Speed Benchmarks with MPS Backend
I'm running a few speed benchmarks with an MPS backend. The task is zero-shot classification through the pipe on a set of 5,000 documents. Repeat 30 times and take the average.
I know ModernBERT was explicitly optimized for different hardware, and that MPS cannot currently utilize flash attention. So this is less a problem/request and just me trying to figure out expected behavior.
The basic benchmark is simple:
model = "mlburnham/Political_DEBATE_ModernBERT_base_v1.0"
pipe = pipeline("zero-shot-classification", model = model,
device = torch.device("mps"), batch_size = 8, torch_dtype = torch.bfloat16)
start_time = time.time()
results = pipe(list(test['premise']), 'This text is about politics.', hypothesis_template='{}', multi_label=False)
# Stop timer
end_time = time.time()
ModernBERT is noticeably slower than DeBERTa-v3 on MPS. About 120 documents per seconds vs. 150. Is this at all surprising?
ModernBERT is about 2x as fast with a batch size of 8 vs. a batch size of 64. I expect this from DeBERTa because of padding to the longest sequence in a batch. But ModernBERT doesn't pad as I understand it, and the pipe doesn't add any padding by default. So I would expect ModernBERT to speed up with larger batches. That doesn't seem to be the case though.
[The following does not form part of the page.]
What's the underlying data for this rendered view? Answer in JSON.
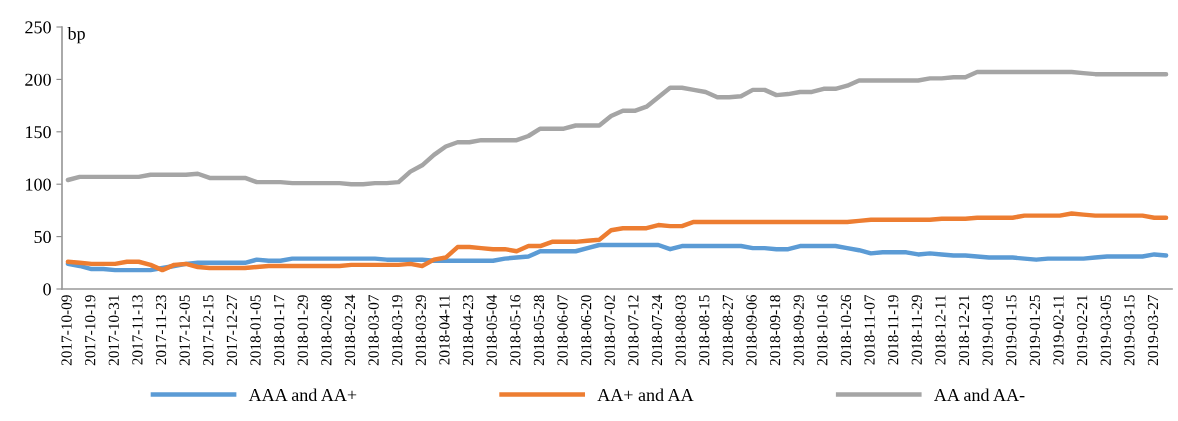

Maybe I'm missing something here?
But ModernBERT doesn't pad as I understand it, and the pipe doesn't add any padding by default
ModernBERT uses Flash Attention to support full model unpadding, so any backend which doesn't have a Flash Attention equivalent will require padding tokens and won't benefit from those speedups.
As for your other performance questions, I will have to defer someone who has an Apple Silicon device.